I just can't wait.Well the test run on my 46 gallon bowfront system with fresh water is complete after running several power outages all is good. I just might try to get it all up and running with salt and rock tonight. I do however just one small question does any body have any suggestion's on my power head placement in a bowfront tank. Oh and some pics scuse the mess


----------



## scott tang (Jan 29, 2012)

i have one on the side of mine pointing to the midle and a few smaler ones on the back pointing strate at the front glasss works well


----------



## Nicole (Nov 21, 2011)

What kind of powerhead(s) do you have?
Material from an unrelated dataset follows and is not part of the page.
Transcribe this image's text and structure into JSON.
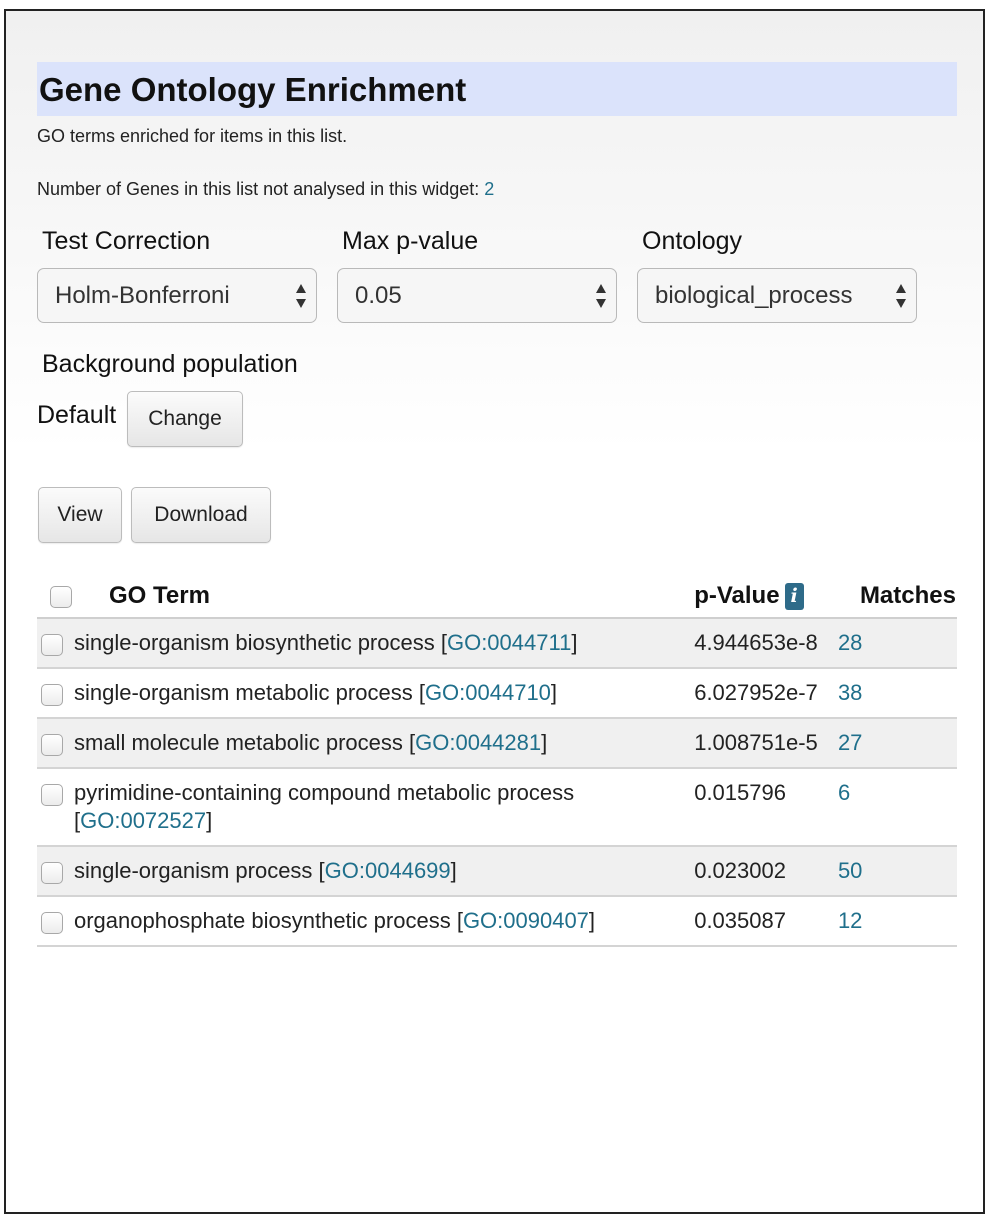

Will you have sand in the tank or bare bottom?


----------



## albert_dao (May 28, 2012)

Powerhead placement is determined by your rockwork. Throw those in first, then play around with the positions


----------



## niteshift (Mar 10, 2011)

have a pair of koralia 600's and a nano . tank will also have a sandy bottom, HA HA sandy bottom sounds like a porn queen Sandy Bottom HA I slay me not sure on the depth yet


----------



## niteshift (Mar 10, 2011)

*bowfront up and running*

Yup it only took almost 7 months but my bowfront is finally up and running. With 60 lbs of sand and roughly 45 to 50 lbs of rock, up late last night playing around with various locations for my 3 powerheads.


----------